The chairman of the board of GECOL, Wiam al-Abdelli, said at a press conference, held in Algeria after the signing of the agreement, that cooperation with Algeria was part of the continuation of the exchanges that took place between the teams of the two companies after the intervention of the technical team of SONELGAZ last October to repair and restart the Libyan energy station in the Khoms region in less than 10 days.

He welcomed the Algerian company’s support to make up for the large deficit in energy production, according to a statement issued by GECOL.

Mr. al-Abdelli stressed that the support came thanks to the effective contribution of SONELGAZ teams for the exploitation of 500 megawatts in the Libyan network after maintenance work.

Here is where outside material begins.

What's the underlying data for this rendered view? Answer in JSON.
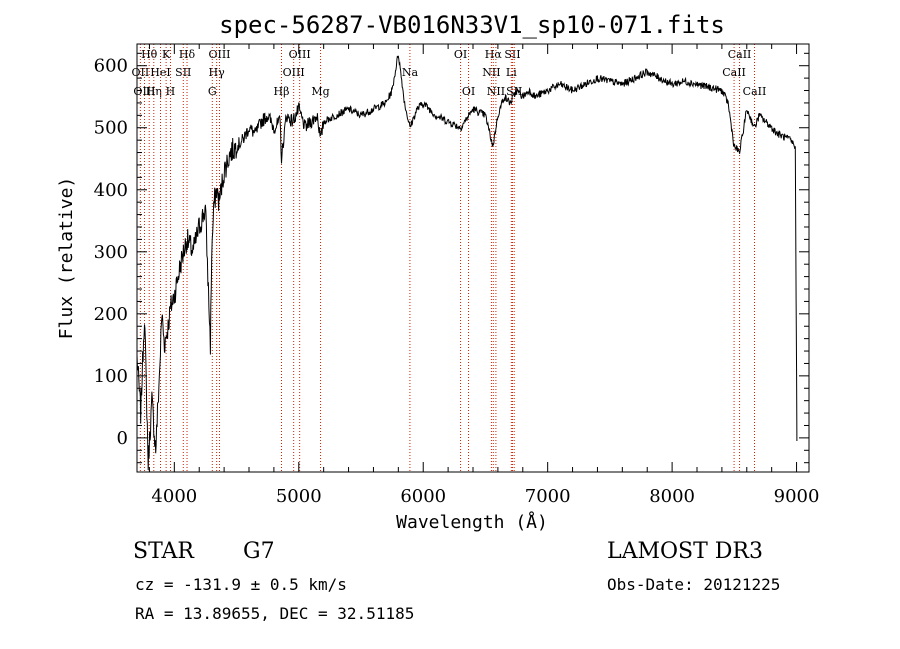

For his part, the director general of SONELGAZ, Chaher Boulakhras, said that the new agreement came after the one previously concluded between the two companies in the field of production.

He said this partnership has been expanded to include the transport and distribution of electricity and gas, as well as renewable energy and training.

“Regarding renewable energies, SONELGAZ has experience gained on completed projects in the fields of engineering, maintenance and operation of power plants,” the Algerian official added.

Mr. Boulakhras stressed that the dynamics of cooperation with Libya is part of a win-win partnership.

He announced the setting up of a working group in a few days to be active in various areas of cooperation between the two countries.

At the beginning of October, the Algerian authorities sent a team of 13 technicians from the Algerian electricity production company to help repair a breakdown at the power station supplying the capital, Tripoli.

Libya, an oil-producing country which produces some 6,000 megawatts of electricity, has been facing a deficit of more than 1,500 megawatts since 2011, leading to intensive load shedding during consumption peaks in summer and winter.